The insurance company successfully argued and proved to the court’s satisfaction that it asked for cooperation, the policyholders stopped cooperating, and the materials finally obtained after litigation was commenced showed that there was a material failure to cooperate:
Streeters did not cooperate fully with this request—Streeters authorized USAA GIC to review communications from the week of July 8, 2019, to July 15, 2019, and voicemail only. Streeters did not authorize USAA GIC to examine for indicators of factory resets, data hiding, or similar, as requested. Then, in an email to USAA GIC on August 26, 2019, Mr. Streeter stated he was suspending the right for OneSource to share any further information from the data pulls with USAA GIC. Mr. Streeter testified that he revoked all authorizations at this point. Streeters did not authorize USAA GIC to access the data again prior to this lawsuit. Streeters’ conduct constitutes a failure to cooperate and failure to provide access to records and documents, which violates the Policy.

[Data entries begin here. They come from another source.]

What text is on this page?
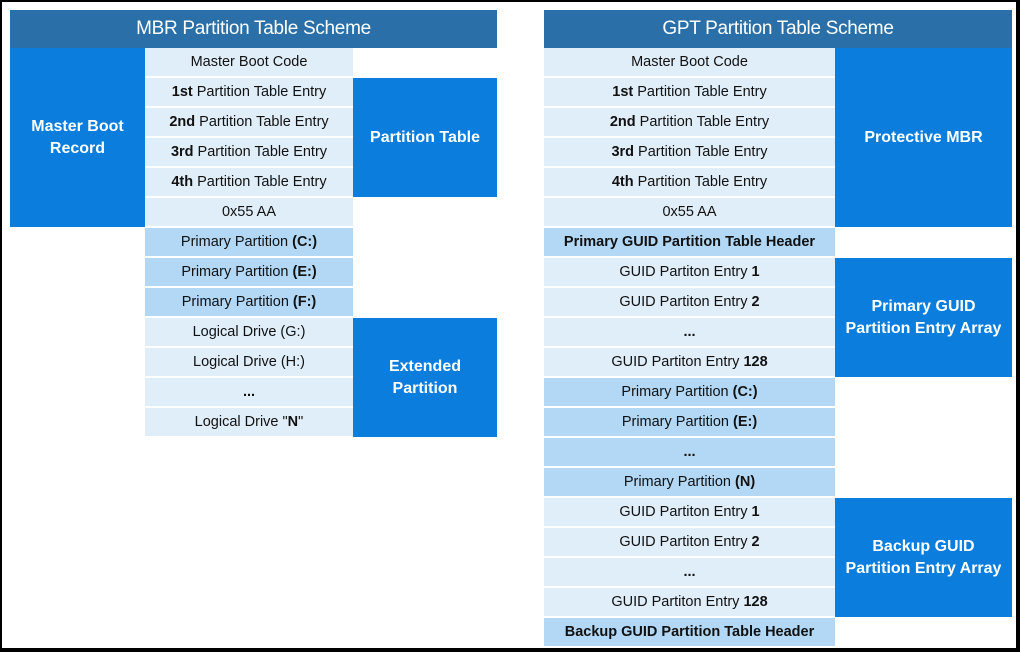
MBR Partition Table Scheme
Master Boot
Record
Partition Table
Extended
Partition
Master Boot Code
1st Partition Table Entry
2nd Partition Table Entry
3rd Partition Table Entry
4th Partition Table Entry
0x55 AA
Primary Partition (C:)
Primary Partition (E:)
Primary Partition (F:)
Logical Drive (G:)
Logical Drive (H:)
...
Logical Drive " N "
GPT Partition Table Scheme
Protective MBR
Primary GUID
Partition Entry Array
Backup GUID
Partition Entry Array
Master Boot Code
1st Partition Table Entry
2nd Partition Table Entry
3rd Partition Table Entry
4th Partition Table Entry
0x55 AA
Primary GUID Partition Table Header
GUID Partiton Entry 1
GUID Partiton Entry 2
...
GUID Partiton Entry 128
Primary Partition (C:)
Primary Partition (E:)
...
Primary Partition (N)
GUID Partiton Entry 1
GUID Partiton Entry 2
...
GUID Partiton Entry 128
Backup GUID Partition Table Header
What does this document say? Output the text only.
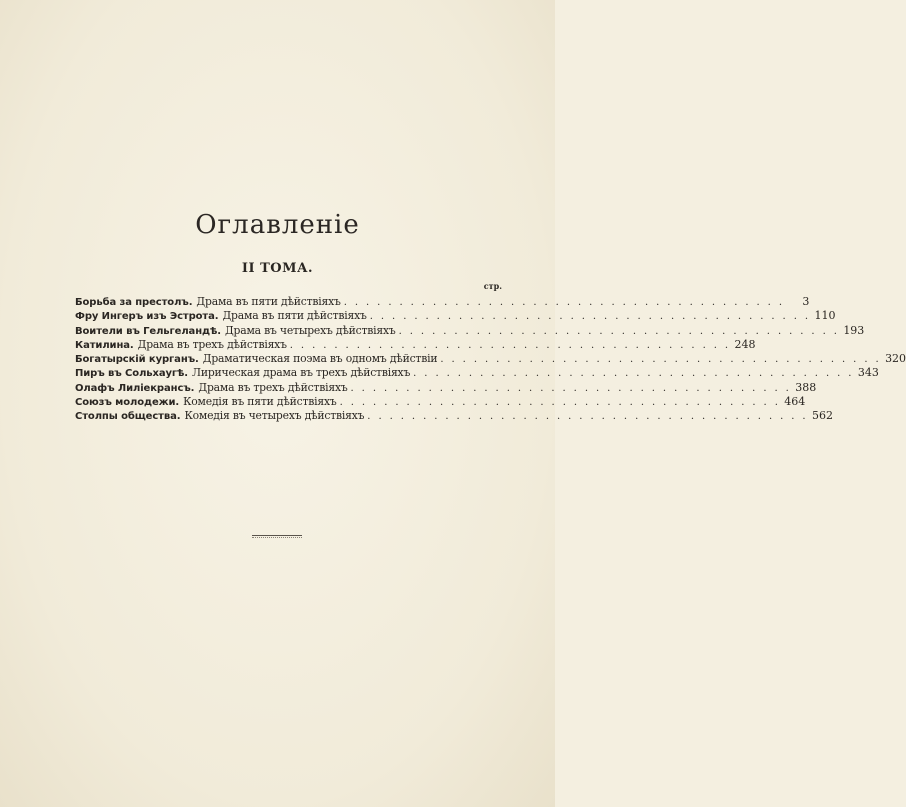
Оглавленіе
II ТОМА.
стр.
Борьба за престолъ. Драма въ пяти дѣйствіяхъ . . . . . . . . . . . . . . . . . . . . . . . . . . . . . . . . . . . . . . . .	3
Фру Ингеръ изъ Эстрота. Драма въ пяти дѣйствіяхъ . . . . . . . . . . . . . . . . . . . . . . . . . . . . . . . . . . . . . . . . 110
Воители въ Гельгеландѣ. Драма въ четырехъ дѣйствіяхъ . . . . . . . . . . . . . . . . . . . . . . . . . . . . . . . . . . . . . . . . 193
Катилина. Драма въ трехъ дѣйствіяхъ . . . . . . . . . . . . . . . . . . . . . . . . . . . . . . . . . . . . . . . . 248
Богатырскій курганъ. Драматическая поэма въ одномъ дѣйствіи . . . . . . . . . . . . . . . . . . . . . . . . . . . . . . . . . . . . . . . . 320
Пиръ въ Сольхаугѣ. Лирическая драма въ трехъ дѣйствіяхъ . . . . . . . . . . . . . . . . . . . . . . . . . . . . . . . . . . . . . . . . 343
Олафъ Лиліекрансъ. Драма въ трехъ дѣйствіяхъ . . . . . . . . . . . . . . . . . . . . . . . . . . . . . . . . . . . . . . . . 388
Союзъ молодежи. Комедія въ пяти дѣйствіяхъ . . . . . . . . . . . . . . . . . . . . . . . . . . . . . . . . . . . . . . . . 464
Столпы общества. Комедія въ четырехъ дѣйствіяхъ . . . . . . . . . . . . . . . . . . . . . . . . . . . . . . . . . . . . . . . . 562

The bottom-line lesson is to provide the insurance company with all reasonable requests for information as soon as possible. If there is any issue, ask about the issue rather than refuse to provide the requested information. As a safety measure, then ask if the insurance company has all it needs and if anything asked for was not provided. Often, the insurers are using boilerplate requests and will modify those to fit the situation. Cooperation is a two-way street, as I noted long ago in Cooperation Clause Does Not Require the Policyholder’s Slavish Obedience.
Thought For The Day
Coming together is a beginning, staying together is progress, and working together is success. Henry Ford
1 Streeter v. USAA General Indemnity Co., No. 23-35086 (9th Cir. Dec. 6, 2023).